Archaeologists believe the structure was an arts center or auditorium, built by Hadrian where, beginning in 123 C.E., Roman noblemen gathered to hear rhetoricians, lawyers, and writers recite their works. According to the archaeologists running the excavation, Hadrian’s auditorium is the biggest find in Rome since the Forum was uncovered in the 1920s.
• 800 year-old skeletons unearthed in Cholula, Mexico
The skeletons were discovered as the archeologists supervised the installation of a new drain in an old neighborhood of Cholula, a city located 120 kilometers north of the Mexican capital. They were found buried just a few centimeters below a paved section of asphalt, said archeologist Ashuni Romero Butron, who added “fortunately they were not damaged by erosion before the paving.” He said most of the 12 skeletons are complete and laboratory analysis is ongoing.
• Judean temple found
Israeli archaeologists have uncovered a rare temple and religious figurines dating back to the Judaean period nearly 3,000 years ago. The discoveries were made at Tel Motza, outside Jerusalem, during archaeological work ahead of new highway construction in the area. Anna Eirikh, a director of the project, said the discoveries were rare evidence of religious practices outside Jerusalem in the Judaean period. The findings date to the 9th-10th century B.C.E.
• Death of a pharoah
Scans of the mummy of Ramses III reveal that his throat was slit. The pharaoh Ramses III ruled Egypt in the 12th century B.C.E. A plot by his wife to kill him in order to place her son on the throne is documented in an ancient papyrus, but the exact circumstances of Ramses’ death have been unclear. ”The big cut is in his throat, and it was very deep and large,” said Albert Zink, an anthropologist at the European Academy, who was involved in the research. ”It would have killed him immediately.” Zink and colleagues from Egypt, Italy and Germany, published their findings in the British Medical Journal. [Blogger’s note: so now we know the immediate cause of death, but we still don’t know who did the deed].

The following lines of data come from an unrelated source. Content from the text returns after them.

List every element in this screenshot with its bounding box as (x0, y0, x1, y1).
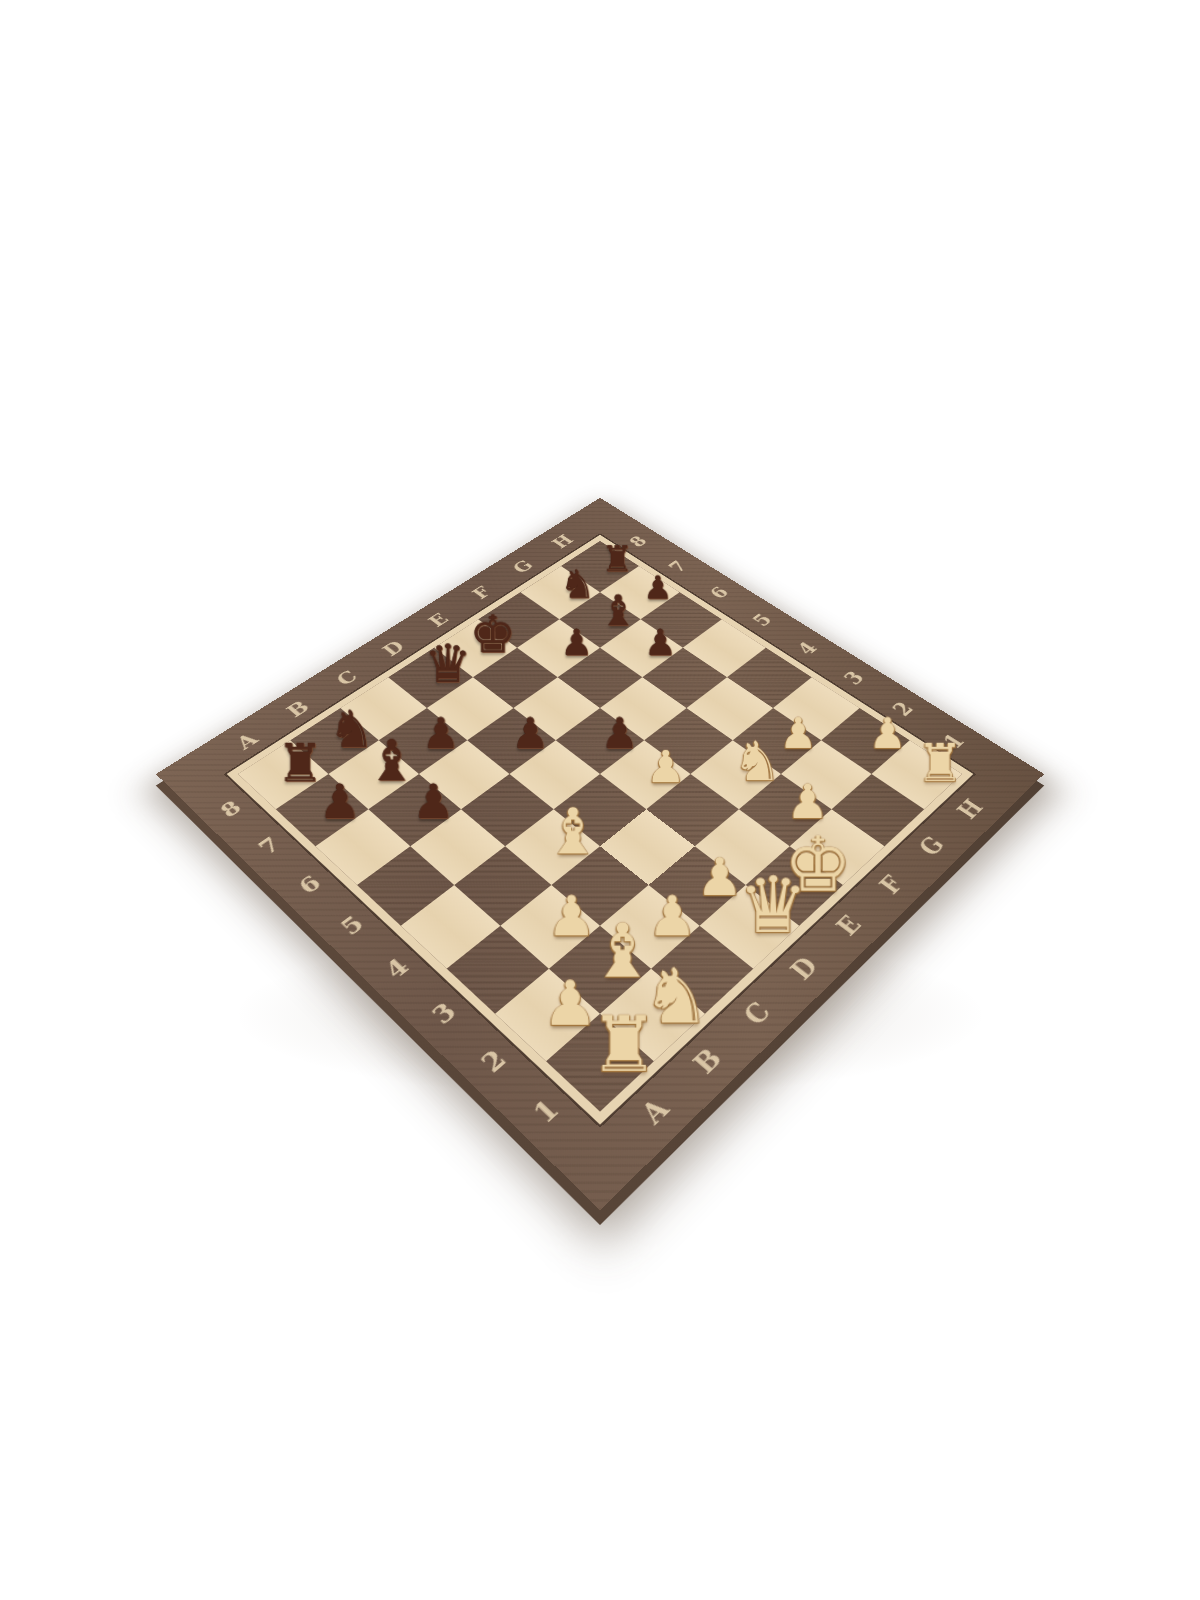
piece-black-bishop-g7[interactable]: ♝ (599, 589, 637, 632)
piece-black-pawn-c7[interactable]: ♟ (422, 712, 460, 754)
piece-white-pawn-h2[interactable]: ♟ (869, 712, 907, 754)
square-a8[interactable]: ♜ (238, 740, 329, 809)
piece-black-rook-a8[interactable]: ♜ (276, 737, 323, 790)
piece-black-pawn-g6[interactable]: ♟ (644, 624, 676, 660)
piece-white-bishop-c4[interactable]: ♝ (545, 799, 602, 863)
piece-black-pawn-f7[interactable]: ♟ (560, 624, 592, 660)
piece-black-rook-h8[interactable]: ♜ (601, 542, 633, 578)
chessboard: ABCDEFGH ABCDEFGH 87654321 87654321 ♜♞♛♚… (156, 498, 1044, 1210)
piece-black-bishop-b7[interactable]: ♝ (366, 733, 417, 790)
piece-black-pawn-e5[interactable]: ♟ (601, 712, 639, 754)
board-frame: ABCDEFGH ABCDEFGH 87654321 87654321 ♜♞♛♚… (156, 498, 1044, 1210)
piece-white-queen-d1[interactable]: ♛ (738, 866, 808, 944)
piece-black-knight-g8[interactable]: ♞ (560, 565, 595, 604)
scene: ABCDEFGH ABCDEFGH 87654321 87654321 ♜♞♛♚… (0, 0, 1200, 1600)
piece-white-rook-h1[interactable]: ♜ (916, 737, 963, 790)
piece-black-queen-d8[interactable]: ♛ (424, 638, 471, 691)
piece-white-knight-f3[interactable]: ♞ (733, 735, 782, 790)
piece-black-pawn-d6[interactable]: ♟ (511, 712, 549, 754)
piece-black-pawn-a7[interactable]: ♟ (318, 778, 361, 826)
piece-white-pawn-d2[interactable]: ♟ (696, 851, 743, 903)
piece-black-king-e8[interactable]: ♚ (470, 609, 516, 661)
piece-black-pawn-h7[interactable]: ♟ (643, 572, 672, 604)
playing-field: ♜♞♛♚♞♜♟♝♟♟♝♟♟♟♟♟♝♟♟♞♟♟♝♟♟♟♟♜♞♛♚♜ (227, 535, 974, 1125)
piece-white-pawn-e4[interactable]: ♟ (646, 745, 686, 789)
piece-black-pawn-b6[interactable]: ♟ (412, 778, 455, 826)
piece-white-rook-a1[interactable]: ♜ (589, 1006, 658, 1083)
square-e5[interactable]: ♟ (556, 708, 644, 774)
piece-white-pawn-g3[interactable]: ♟ (779, 712, 817, 754)
piece-white-pawn-f2[interactable]: ♟ (786, 778, 829, 826)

• 4,000 year-old spear heads found in Sinaloa, Mexico
Researchers have discovered 4,000-year-old spearheads and other artifacts at a site in the northwestern state of Sinaloa, according to Mexico’s National Institute of Anthropology and History.
Archaeologist Joel Santos Ramirez said that the find “will change the chronologies of the antiquity of human settlement in the northwest of the country.”
Paabo has found that many people today carry within their DNA about 3 to 5 percent in common with Neanderthals. Paabo says it is important to learn more about Neanderthal DNA to reveal the differences between us and them, differences that have seen modern humans survive and thrive over the millennia while Neanderthals have become extinct.
He is quoted as saying: “I really hope that over the next 10 years we will understand much more of those things that set us apart. Which changes in our genome made human culture and technology possible? And allowed us to expand and become 7, 8, 9 billion people and spread all over the world?”
• In memoriam
Glenys Lloyd-Morgan died at the age of 67 years after a career devoted to the understanding of Roman archaeology. She graduated from the archaeology department at Birmingham University in 1970 with a dissertation on Roman mirrors. In 1975, she joined the Grosvenor Museum, Chester, where she catalogued collections and did re-enactments as a Roman lady. Later, she became a finds consultant specializing in Roman artifacts. She was made a fellow of the Society of Antiquaries in 1979.